The Processes Coffee Cherries Go Through

If you are a self-proclaimed coffee lover, you should try to know more about the process involved in coffee making.  One of the terms you will often encounter is “coffee cherries”.  No, they are not the things you eat like “coffee beans” on cakes.  They are actually the coffee fruit of trees which are subjected to rigorous processing as soon as they are ripe for the picking.  This process avoids spoilage that results when these coffee cherries are left unattended.

There are two processes these cherries go through: the dry and the wet.  The first part, the dry method, involves leaving the cherries out under the sun on a flat-level surface.  They are only left exposed in the day when the sun is out but they should be covered during the night or when it rains so as to keep drying.  Raking them around helps quicken the drying process.  This part of the process takes several weeks until it is determined that the cherries have extremely low moisture content in them.
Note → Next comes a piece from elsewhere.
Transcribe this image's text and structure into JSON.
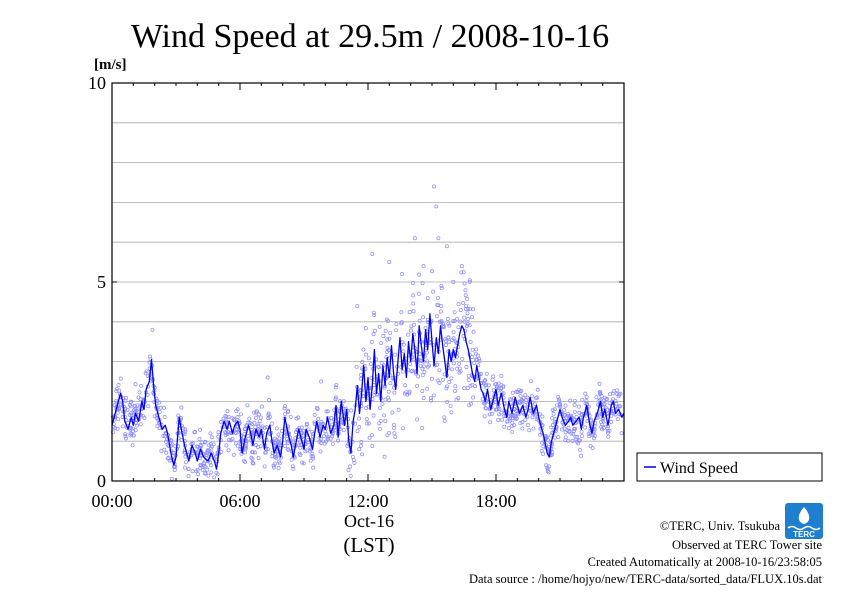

The wet method involves the removal of the pulp and subsequently the skin, to release the coffee bean.  The bean is the most important part of the fruit because this is what makes the coffee we actually drink.  The beans are divided according to weight and size and are then subjected to fermentation for 12 hours to 4 days, depending on the temperature and altitude of the area and the condition of the beans, among other factors.

This fermentation process leaves the beans dry and rough instead of slimy, since the process removes the parenchyma around it.  They go through several rinsing and another round of drying.  Milling them results in “green coffee”, and this is the coffee we get to see.